Home > Me > A response to a very upset commenter here at HH.

A response to a very upset commenter here at HH.

This is in response to a comment posted by Sophia on my last post.  I started to reply in the comments section but when I realized I was going to go long, I figured I’ll just make a post out of it – why not?

Sophia,

First, thanks for reading.  I do want to ask (and this if a request of all my readers) that in the future, please keep in mind that while I do appreciate different opinions from my own, I hope they can be presented in as constructive and non-insulting way as possible. That is what makes this conversation so enjoyable.

Second, I’m moved to respond to a few of your points here.  I will say that your overarching statement that it is impossible to have it all is very true.  It is impossible to have it all.  There will always be an area of one’s life that will be lacking the proper attention and care.  A friend recently told me that as well and I strongly believe it.   However, I also think you have made some assumptions that just don’t hold true.

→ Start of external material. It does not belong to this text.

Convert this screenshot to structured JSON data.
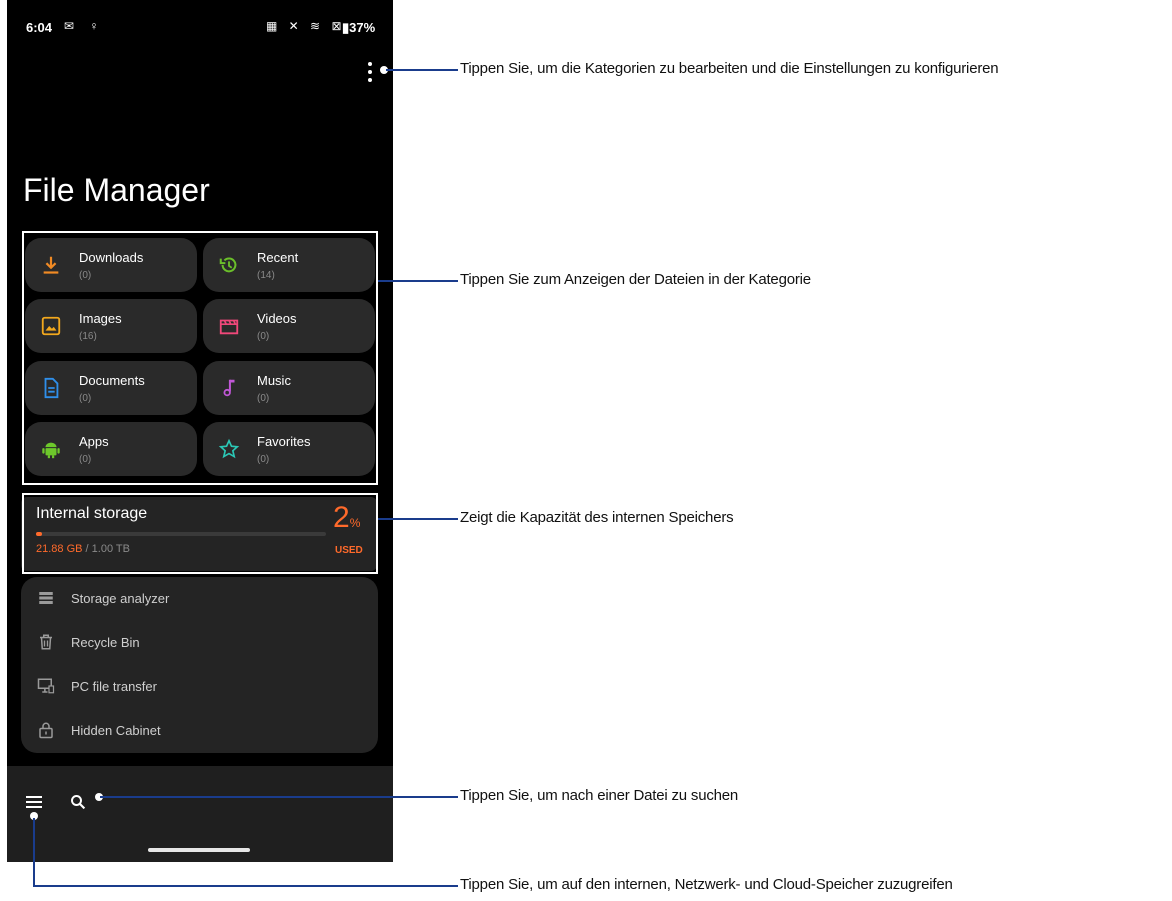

I never (and I hope my other readers will concur) set out to deride or insult stay-at-home moms.  My true goal is to broaden the conversation so as to create space for woman to feel comfortable whatever their choice is.  Each woman needs to judge her own talents, desires, family situation, and choices – therefore, I withhold judgment except when the dialogue is restrictive of the space I want to create (as you saw from my last post.)

A common misconception that I have heard many times is that if a child is going to childcare/day care, they are being raised by someone else.  I was worried about this too when I sent my first child to the babysitter for the first time at 5 months old or so.  She was there for about 7 hours a day and with me at home for the first hour she was up in the morning and the last 3-4 hours or so in the evening before she went to sleep. I was also the one who got up with her in the middle of the night (sometimes multiple times.)   And the time we spent together was quality time.  No TV watching, no internet surfing (we didn’t have either at the time in our house – we still don’t have TV).  Sometimes we did play dates with other moms, went outside to play or just hung out in the house.  There is no doubt in my mind that she felt quite comfortable with the arrangement.  Day care was a way for her to begin to socialize and be well taken care of so I could work for the income that my family needed to provide for ourselves.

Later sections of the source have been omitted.